The Senate on Thursday sent the governor a bill that, among other things, would allow voters in a county to cast a ballot at any polling place on Election Day.

The bill gives county election officials the ability to decide whether to make that convenience available to voters.

No county would be required to make the option available to voters. They also need the technology to offer voting anywhere throughout the county on Election Day.

Also approved was a measure that would require county election officers to attempt to contact each voter who casts an advance ballot without a signature or one with a signature that doesn’t match what’s kept on file at the election office.

The bill requires election officials to give voters a chance to correct the problem before the final county canvass.

The Senate approved the bill 38-1. The House passed the legislation Wednesday 119-3.

“This bundled bill, I think, is one we can all take great pride in, providing greater access and maintenance of the ability to participate in our elections,” Democratic state Sen.
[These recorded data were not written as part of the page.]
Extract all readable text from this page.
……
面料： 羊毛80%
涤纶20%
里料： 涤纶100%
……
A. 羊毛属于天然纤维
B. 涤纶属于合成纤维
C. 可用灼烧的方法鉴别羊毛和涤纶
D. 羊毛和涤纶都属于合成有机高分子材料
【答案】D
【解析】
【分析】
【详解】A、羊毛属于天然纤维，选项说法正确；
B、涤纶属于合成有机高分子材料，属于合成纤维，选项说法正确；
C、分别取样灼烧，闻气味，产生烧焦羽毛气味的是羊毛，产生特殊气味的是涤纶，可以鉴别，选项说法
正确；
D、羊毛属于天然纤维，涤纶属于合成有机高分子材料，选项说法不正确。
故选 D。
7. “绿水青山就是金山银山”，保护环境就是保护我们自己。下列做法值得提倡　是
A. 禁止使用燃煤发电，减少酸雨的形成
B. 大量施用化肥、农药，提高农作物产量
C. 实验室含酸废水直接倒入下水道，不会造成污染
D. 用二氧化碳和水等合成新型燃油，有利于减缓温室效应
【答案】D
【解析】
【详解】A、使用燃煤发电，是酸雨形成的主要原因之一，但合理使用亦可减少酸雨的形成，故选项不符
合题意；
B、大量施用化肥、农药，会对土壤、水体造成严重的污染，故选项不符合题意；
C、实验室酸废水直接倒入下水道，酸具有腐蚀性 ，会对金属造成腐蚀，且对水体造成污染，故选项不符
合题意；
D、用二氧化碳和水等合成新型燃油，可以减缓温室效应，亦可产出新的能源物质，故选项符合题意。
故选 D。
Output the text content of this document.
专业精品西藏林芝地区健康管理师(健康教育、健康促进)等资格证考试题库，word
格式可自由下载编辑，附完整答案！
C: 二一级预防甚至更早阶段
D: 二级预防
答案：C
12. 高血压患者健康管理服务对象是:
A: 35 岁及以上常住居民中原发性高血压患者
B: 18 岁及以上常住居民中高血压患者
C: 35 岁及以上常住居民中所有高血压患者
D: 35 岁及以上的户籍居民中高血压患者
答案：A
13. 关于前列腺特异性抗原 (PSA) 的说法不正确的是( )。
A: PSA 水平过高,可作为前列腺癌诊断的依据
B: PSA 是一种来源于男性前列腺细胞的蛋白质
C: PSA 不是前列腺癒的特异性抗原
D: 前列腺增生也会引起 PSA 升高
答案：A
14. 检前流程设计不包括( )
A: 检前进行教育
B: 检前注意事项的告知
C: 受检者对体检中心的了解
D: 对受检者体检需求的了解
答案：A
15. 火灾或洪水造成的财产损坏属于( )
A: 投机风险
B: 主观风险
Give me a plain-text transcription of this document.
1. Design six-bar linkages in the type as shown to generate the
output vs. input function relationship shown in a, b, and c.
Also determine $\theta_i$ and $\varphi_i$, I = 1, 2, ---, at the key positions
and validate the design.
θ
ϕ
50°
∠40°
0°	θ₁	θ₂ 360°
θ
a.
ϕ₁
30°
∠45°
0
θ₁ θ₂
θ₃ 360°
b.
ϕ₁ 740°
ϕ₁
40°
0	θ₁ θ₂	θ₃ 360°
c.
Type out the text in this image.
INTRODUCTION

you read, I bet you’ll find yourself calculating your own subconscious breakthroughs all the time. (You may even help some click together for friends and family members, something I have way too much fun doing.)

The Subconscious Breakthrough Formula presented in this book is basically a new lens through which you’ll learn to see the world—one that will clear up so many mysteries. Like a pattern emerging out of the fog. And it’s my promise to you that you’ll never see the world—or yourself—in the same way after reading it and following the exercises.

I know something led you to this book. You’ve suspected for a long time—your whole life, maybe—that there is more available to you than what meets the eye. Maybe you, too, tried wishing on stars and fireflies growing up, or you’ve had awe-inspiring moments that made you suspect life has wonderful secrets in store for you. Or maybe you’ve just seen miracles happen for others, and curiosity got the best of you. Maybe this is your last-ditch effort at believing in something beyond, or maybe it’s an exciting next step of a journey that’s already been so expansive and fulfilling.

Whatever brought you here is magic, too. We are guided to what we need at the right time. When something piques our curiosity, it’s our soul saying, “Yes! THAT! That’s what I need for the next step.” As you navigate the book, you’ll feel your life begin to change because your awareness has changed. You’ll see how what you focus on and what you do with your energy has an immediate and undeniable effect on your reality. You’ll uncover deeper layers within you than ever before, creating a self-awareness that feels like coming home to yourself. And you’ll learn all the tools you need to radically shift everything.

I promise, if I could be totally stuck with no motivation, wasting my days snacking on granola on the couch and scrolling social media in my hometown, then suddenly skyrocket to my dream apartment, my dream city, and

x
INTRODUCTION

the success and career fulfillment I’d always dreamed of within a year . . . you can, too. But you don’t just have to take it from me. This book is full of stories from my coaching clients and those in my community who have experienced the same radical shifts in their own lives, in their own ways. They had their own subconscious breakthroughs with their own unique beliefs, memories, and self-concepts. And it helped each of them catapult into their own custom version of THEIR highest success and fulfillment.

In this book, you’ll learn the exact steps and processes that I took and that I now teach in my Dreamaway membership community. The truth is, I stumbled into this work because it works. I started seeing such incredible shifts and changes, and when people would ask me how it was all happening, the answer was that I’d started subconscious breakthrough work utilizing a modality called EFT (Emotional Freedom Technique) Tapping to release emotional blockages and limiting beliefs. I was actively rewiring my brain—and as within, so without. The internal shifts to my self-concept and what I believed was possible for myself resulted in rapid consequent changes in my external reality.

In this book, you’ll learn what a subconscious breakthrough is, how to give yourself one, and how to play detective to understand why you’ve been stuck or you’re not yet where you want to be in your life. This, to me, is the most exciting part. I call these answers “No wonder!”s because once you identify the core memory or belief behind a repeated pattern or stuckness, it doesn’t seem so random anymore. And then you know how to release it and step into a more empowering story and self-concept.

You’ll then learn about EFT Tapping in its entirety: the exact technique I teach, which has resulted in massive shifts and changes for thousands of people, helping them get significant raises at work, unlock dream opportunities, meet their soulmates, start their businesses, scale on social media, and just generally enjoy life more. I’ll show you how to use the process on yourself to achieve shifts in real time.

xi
David Haley told the Senate.

The measure relating to signatures stems from votes that were thrown out during last year’s elections because of signatures that were missing or didn’t match what was kept on file.

The signatures emerged as an issue in the tight race between Republicans Kris Kobach and Jeff Colyer in last year’s GOP primary for governor.

Four hundred and sixty ballots, including 80 in the primary, were not counted in Sedgwick County last year because of missing signatures.

In Johnson County, officials rejected 153 advanced-mail ballots during the primary because the signature on the envelope didn’t match the signature on file at the election office.

The American Civil Liberties Union testified that the national average for ballots being tossed because of a signature mismatch was 27.5 percent in 2016. In Kansas, it was 11.3 percent.

The ACLU highlighted the number of ballots thrown out in Johnson County in making the case for a change in the law.

“This may seem like a small number of voters, but some primaries in the state of Kansas were decided by single digit differences,” ACLU Policy Director Letitia Harmon told lawmakers earlier this session. “Beyond that, every vote that can count, should count.”

Sedgwick County sought the legislation allowing voters to cast a ballot at any polling place in the county.

Election officials there said they were seeing repeated instances of voters casting ballots at locations other than where they were designated to vote.

In the last two federal general elections, Sedgwick County election officials reported that between 1,140 and 1,700 provisional ballots were cast due to incorrect polling location.

That worries election officials because when a voter casts a provisional ballot, it doesn’t include the correct offices for their districts, resulting in only part of the ballot being counted.

“We want to do what we can to provide the voter with the correct races on their entire ballot,” Sedgwick County Election Commissioner Tabitha Lehman told lawmakers in testimony.

“We have had multiple close races in Sedgwick County and regularly have to draw a name out of a hat when there is a tied race,” she said.